If 999/1000 tiktoks you see are of one particular viewpoint, you don't think the audience is going to draw specific conclusions? Our species now has mis-information tools that we couldn't have possibly imagined even just a decade ago. We're in the midst of a real struggle to work out how your average person can identify it. It's disheartening how little progress has been made in this area.
So what? If you watch InfoWars all day you'll also draw specific conclusions. If you watch PressTV all day you'll also draw specific conclusions.
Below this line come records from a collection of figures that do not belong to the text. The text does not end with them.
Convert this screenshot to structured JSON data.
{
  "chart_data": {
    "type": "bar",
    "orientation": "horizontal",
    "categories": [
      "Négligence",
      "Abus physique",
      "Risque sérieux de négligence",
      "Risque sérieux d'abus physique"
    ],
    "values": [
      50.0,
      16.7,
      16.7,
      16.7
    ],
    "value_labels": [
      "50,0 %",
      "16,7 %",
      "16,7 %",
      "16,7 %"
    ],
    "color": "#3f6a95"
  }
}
The point is that Americans can draw whatever conclusions they want, and that limiting info to only "approved" sources is authoritarian
Of all the social networks, Twitter is currently the most concerning, given the far-right sympathies and political connections of its owner.
Would you allow an unfriendly adversary to buy up your ports, critical infrastructure, and food/water supply, or would you block certain transactions in the name of national security?
People being convinced to change their countries geopolitical policies seems to me a perfectly legitimate thing to do in a democracy.
If the american people would like closer relations to china and vote accordingly that seems to me to be the whole point of democracy.
China engaging and supporting that is also a perfectly legitimate means of achieving its goals, no? Or would you prefer that instead of convincing the american people of that, they should instead bribe or coerce their politicians behind closed fdoors?